Haitian Women of Miami’s Marleine Bastien

I Want to Wake Up With My Heart Singing

Marleine Bastien is the founder and executive director of Fanm Ayisyen Nam Miyami/Haitian Women of Miami. Before participating in a panel on what immigration reform might mean for Miami, she took questions on beauty, childhood mischief, and her morning routine in the Zócalo green room.

Q:

What do you consider beautiful?


A:

I think Miami’s beautiful—today is beautiful. I mean look at the sun, it’s beautiful. Actually it seems really criminal to be confined between these walls; you feel like running to the beach barefoot and getting into the water.


Q:

Who’s the one person, living or dead, you’d most like to have a beer with?


A:

Mahatma Gandhi, Sojourner Truth, Toussaint L’Ouverture … I have so many, it’s hard to really decide.


Q:

How did you get into trouble as a kid?


A:

Advocating for other kids. I’ve always been strong-headed, and I got in trouble with my teachers for standing up. I went to a private school in Haiti, College Bird, where all the bourgeois kids went, and my family was a farming family.

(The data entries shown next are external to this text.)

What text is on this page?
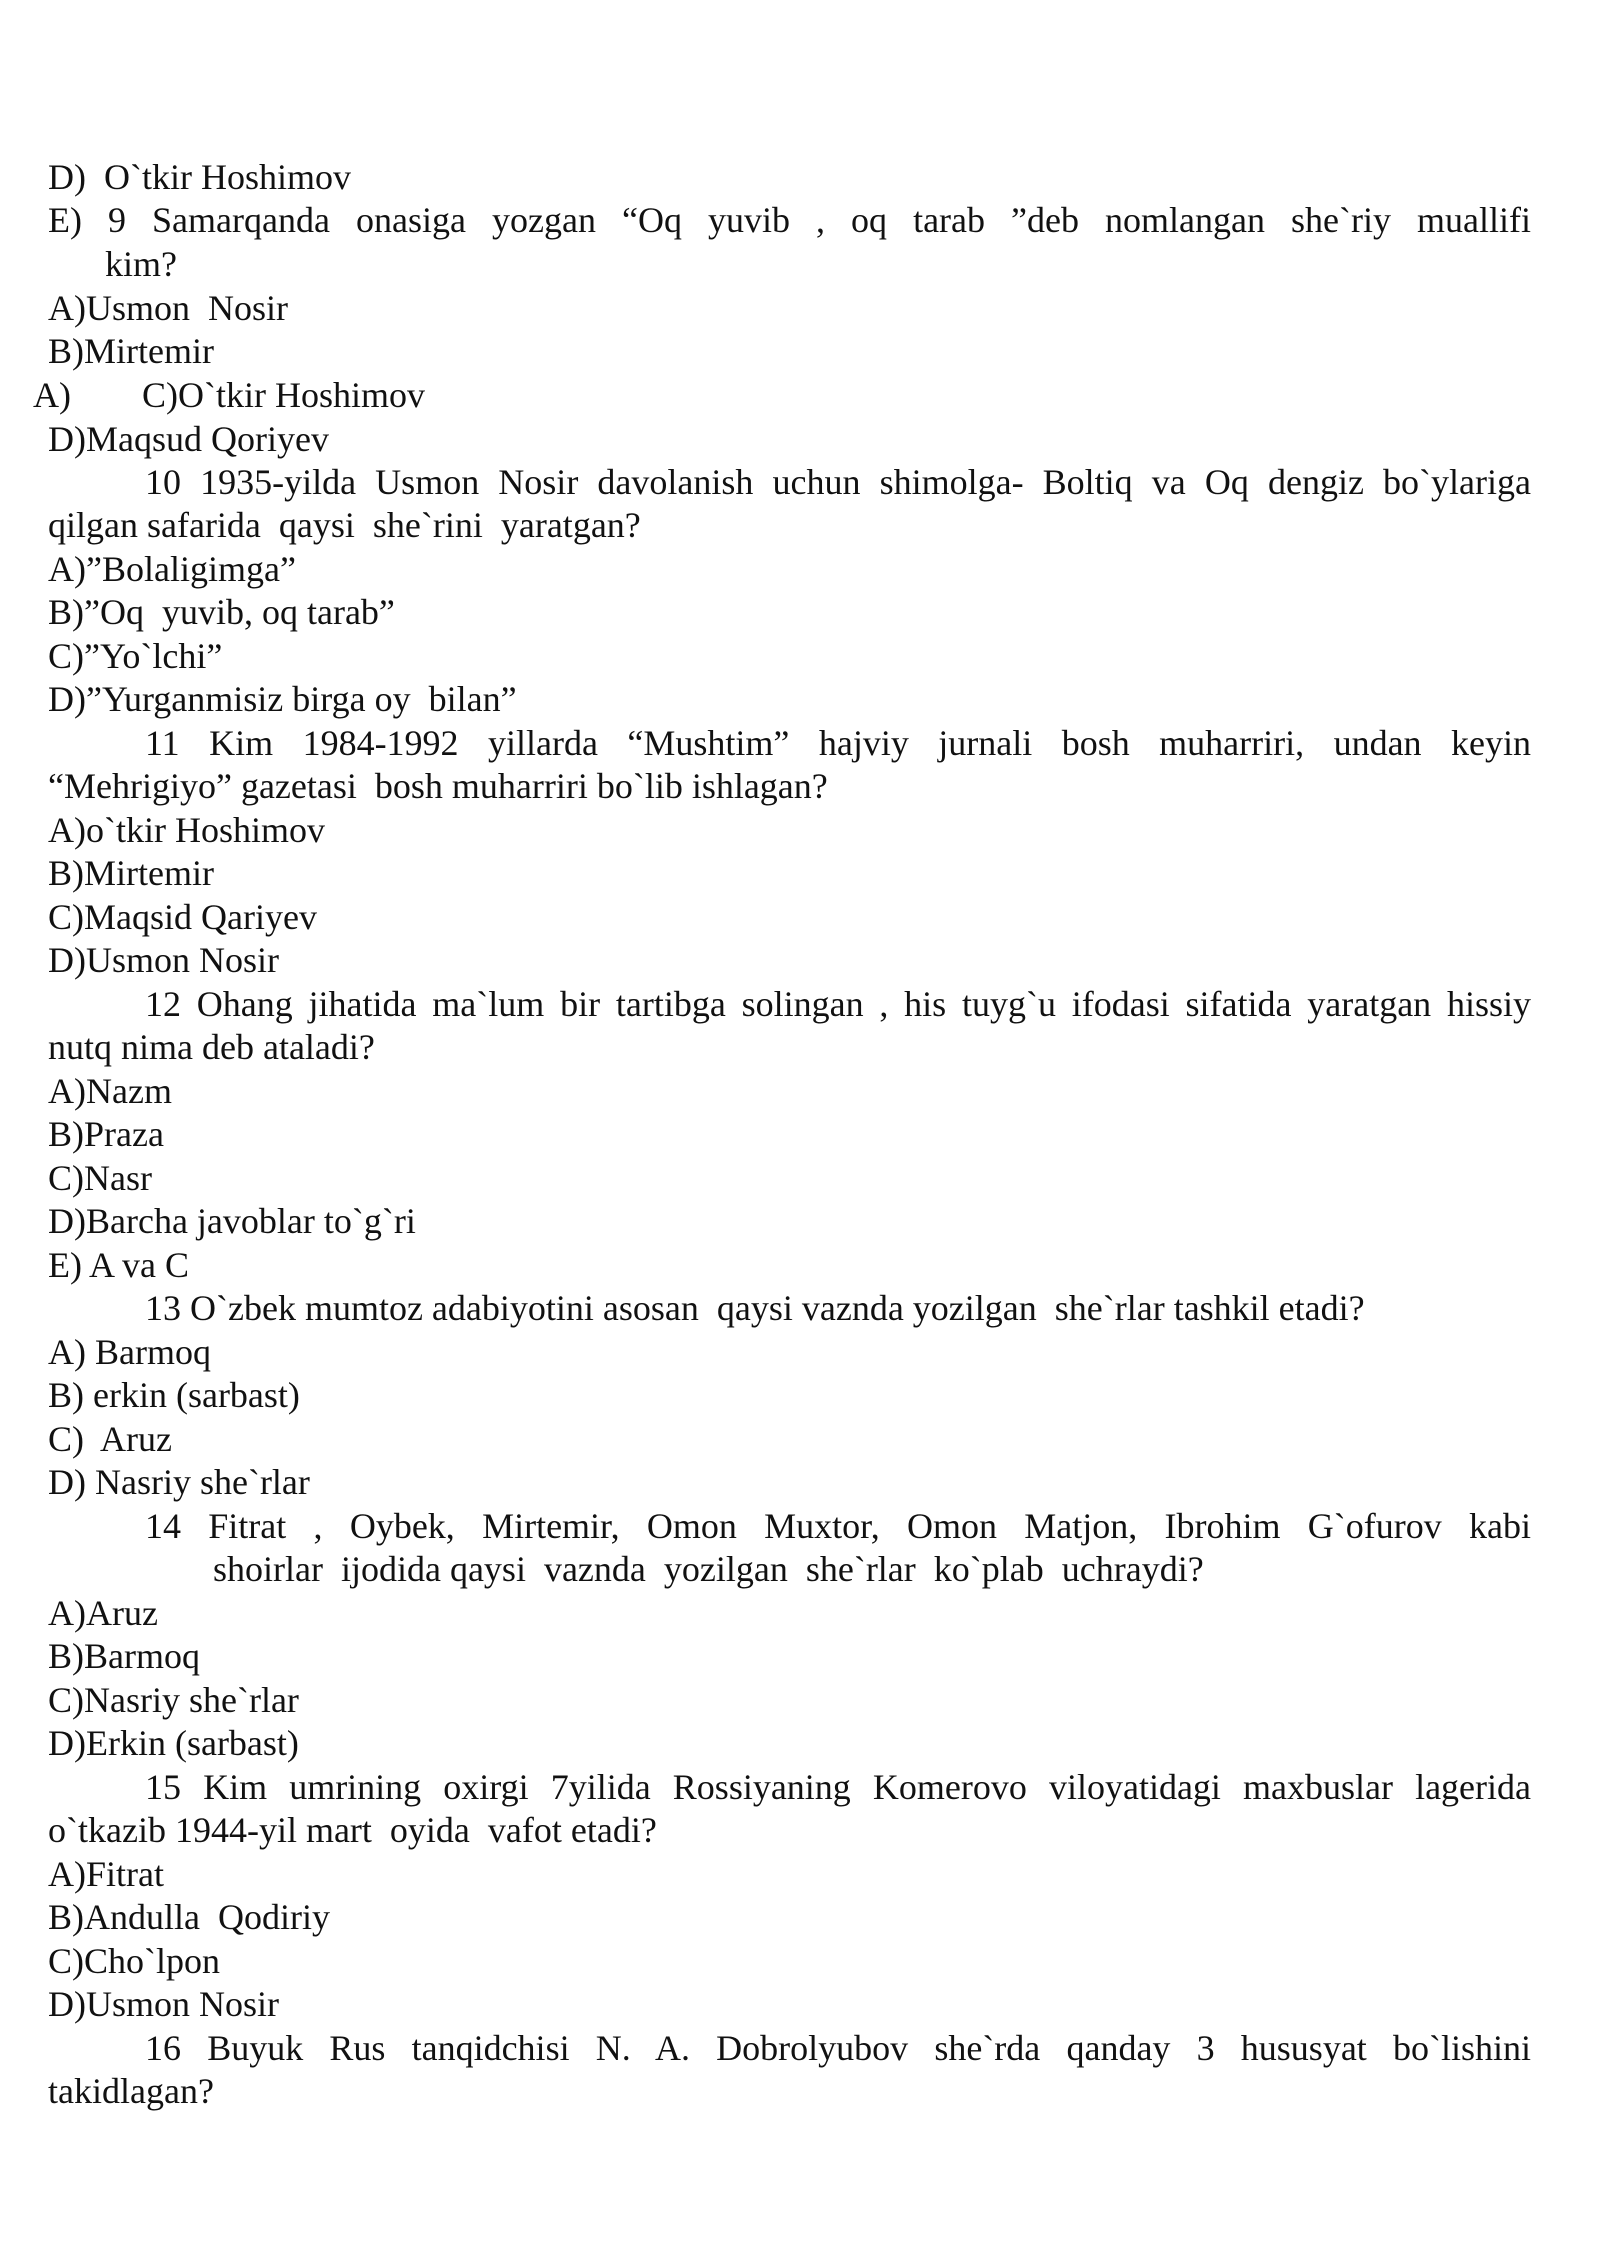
D)  O`tkir Hoshimov
E) 9 Samarqanda onasiga yozgan “Oq yuvib , oq tarab ”deb nomlangan she`riy muallifi
kim?
A)Usmon  Nosir
B)Mirtemir
A) C)O`tkir Hoshimov
D)Maqsud Qoriyev
10 1935-yilda Usmon Nosir davolanish uchun shimolga- Boltiq va Oq dengiz bo`ylariga
qilgan safarida  qaysi  she`rini  yaratgan?
A)”Bolaligimga”
B)”Oq  yuvib, oq tarab”
C)”Yo`lchi”
D)”Yurganmisiz birga oy  bilan”
11 Kim 1984-1992 yillarda “Mushtim” hajviy jurnali bosh muharriri, undan keyin
“Mehrigiyo” gazetasi  bosh muharriri bo`lib ishlagan?
A)o`tkir Hoshimov
B)Mirtemir
C)Maqsid Qariyev
D)Usmon Nosir
12 Ohang jihatida ma`lum bir tartibga solingan , his tuyg`u ifodasi sifatida yaratgan hissiy
nutq nima deb ataladi?
A)Nazm
B)Praza
C)Nasr
D)Barcha javoblar to`g`ri
E) A va C
13 O`zbek mumtoz adabiyotini asosan  qaysi vaznda yozilgan  she`rlar tashkil etadi?
A) Barmoq
B) erkin (sarbast)
C)  Aruz
D) Nasriy she`rlar
14 Fitrat , Oybek, Mirtemir, Omon Muxtor, Omon Matjon, Ibrohim G`ofurov kabi
shoirlar  ijodida qaysi  vaznda  yozilgan  she`rlar  ko`plab  uchraydi?
A)Aruz
B)Barmoq
C)Nasriy she`rlar
D)Erkin (sarbast)
15 Kim umrining oxirgi 7yilida Rossiyaning Komerovo viloyatidagi maxbuslar lagerida
o`tkazib 1944-yil mart  oyida  vafot etadi?
A)Fitrat
B)Andulla  Qodiriy
C)Cho`lpon
D)Usmon Nosir
16 Buyuk Rus tanqidchisi N. A. Dobrolyubov she`rda qanday 3 hususyat bo`lishini
takidlagan?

Sometimes the teachers, they favored the bourgeois kids; they tried to discriminate against the less-rich families. So I always stood up to those teachers. My friends and I, we still laugh about it today. There were four of us—they called us the rebels of College Bird.


Q:

What’s your comfort food?


A:

I love ice cream.


Q:

What is your greatest extravagance?


A:

Vegging out. Reading a book nonstop from beginning to end, and just vegging out.


Q:

Who’s your favorite Haitian author?


A:

Edwidge Danticat is one of them. I love her writing. Jan Mapou. Who else? I read a lot of books from Paul Farmer. I love Haitian history. I love to read the history of how Haiti, even though people consider it the poorest country in the hemisphere, I love the fact that after its independence it supported other nations in the Americas to help them free their slaves.


Q:

What do you wake up to?


A:

What do you wake up to? I wake up to my prayer. I’m a Bahá’í. I’m lucky if I’m at peace enough to wake up with a prayer in my head. But if I’m stressed out, I have to relax a little bit, meditate a little bit. But I like it when I wake up with my heart and brain singing. That’s my best day.


Q:

Where do you go to be alone?


A:

In my room. I don’t have a lot of free time. I love to travel by myself; I’d love to go around the world. That’s my vision before I die: to build schools, to allow girls to have an education, but with a peace.


Q:

What’s hanging on your living room walls?


A:

Haitian paintings, and one that I really favor—a painting by my brother, a well-known Haitian artist, that shows how women are multi-talented, they can conduct so many different activities and remain whole and engaged and compassionate and strong.


Q:

If you could be any animal, which would you want to be?


A:

What is an animal who’s quiet, unassuming, and yet so strong? [A horse?] Yes—and kind, and gentle, and strong—beyond measure.